Noting how those who went to San Giovanni Rotondo to attend Padre Pio’s Mass, to seek his counsel or to confess to him had seen in him “a living image of Christ suffering and risen”, the Pope said that Blessed Pio of Pietrelcina had shared in the Passion with a special intensity, as shown by the wounds he bore.

“No less painful, and perhaps even more distressing from a human point of view, were the trials which he had to endure as a result, it might be said, of his incomparable charisms,” said the Pontiff. “It happens at times in the history of holiness that, by God’s special permission, the one chosen is misunderstood. In that case, obedience becomes for him a crucible of purification, a path of gradual assimilation to Christ, a strengthening of true holiness.”

Three years later, on a blisteringly hot June day in 2002, the Polish Pope canonised Padre Pio of Pietrelcina, holding up the Capuchin mystic as a model for the faithful, most especially priests – and as the kind of figure who in our day Pope Francis consistently urges priests to resemble.

“Padre Pio was a generous dispenser of divine mercy, making himself available to all by welcoming them, by spiritual direction and, especially, by the administration of the sacrament of Penance,” he said, continuing, “I also had the privilege, during my young years, of benefitting from his availability for penitents.”

The experience of having one’s Confession heard by the new saint was clearly momentous.

“The ministry of the confessional, which is one of the distinctive traits of his apostolate, attracted great crowds of the faithful to the monastery of San Giovanni Rotondo,” said the Pontiff. “Even when that unusual confessor treated pilgrims with apparent severity, the latter, becoming conscious of the gravity of sins and sincerely repentant, almost always came back for the peaceful embrace of sacramental forgiveness.”

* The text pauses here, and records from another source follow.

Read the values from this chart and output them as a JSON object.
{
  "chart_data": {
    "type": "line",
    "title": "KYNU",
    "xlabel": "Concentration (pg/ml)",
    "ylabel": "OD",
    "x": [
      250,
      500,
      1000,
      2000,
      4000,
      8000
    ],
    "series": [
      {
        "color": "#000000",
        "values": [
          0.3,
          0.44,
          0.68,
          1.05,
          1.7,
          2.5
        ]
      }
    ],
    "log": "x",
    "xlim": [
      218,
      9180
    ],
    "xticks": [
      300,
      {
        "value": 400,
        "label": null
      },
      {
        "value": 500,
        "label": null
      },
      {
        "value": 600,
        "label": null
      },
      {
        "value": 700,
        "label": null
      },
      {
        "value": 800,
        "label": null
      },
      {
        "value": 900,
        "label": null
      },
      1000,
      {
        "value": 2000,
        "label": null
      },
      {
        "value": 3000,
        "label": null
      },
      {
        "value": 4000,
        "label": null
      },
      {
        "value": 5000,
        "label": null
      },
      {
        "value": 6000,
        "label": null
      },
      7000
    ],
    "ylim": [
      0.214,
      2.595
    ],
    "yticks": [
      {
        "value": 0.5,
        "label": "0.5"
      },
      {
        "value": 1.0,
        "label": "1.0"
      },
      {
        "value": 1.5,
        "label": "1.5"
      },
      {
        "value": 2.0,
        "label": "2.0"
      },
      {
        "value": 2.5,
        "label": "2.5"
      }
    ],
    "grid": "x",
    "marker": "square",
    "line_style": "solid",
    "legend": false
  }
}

St John Paul’s encouragement of priests to carry out with joy and zeal their ministry, after the example of Padre Pio, made it all the more apt, then, that in June 2009 Pope Benedict XVI made his own pilgrimage to San Giovanni Rotondo, two days after launching the Year of Priests.

The humble Capuchin from Pietrelcino had been recognised as the Curé d’Ars of the 20th Century, and a model for priests in the 21st.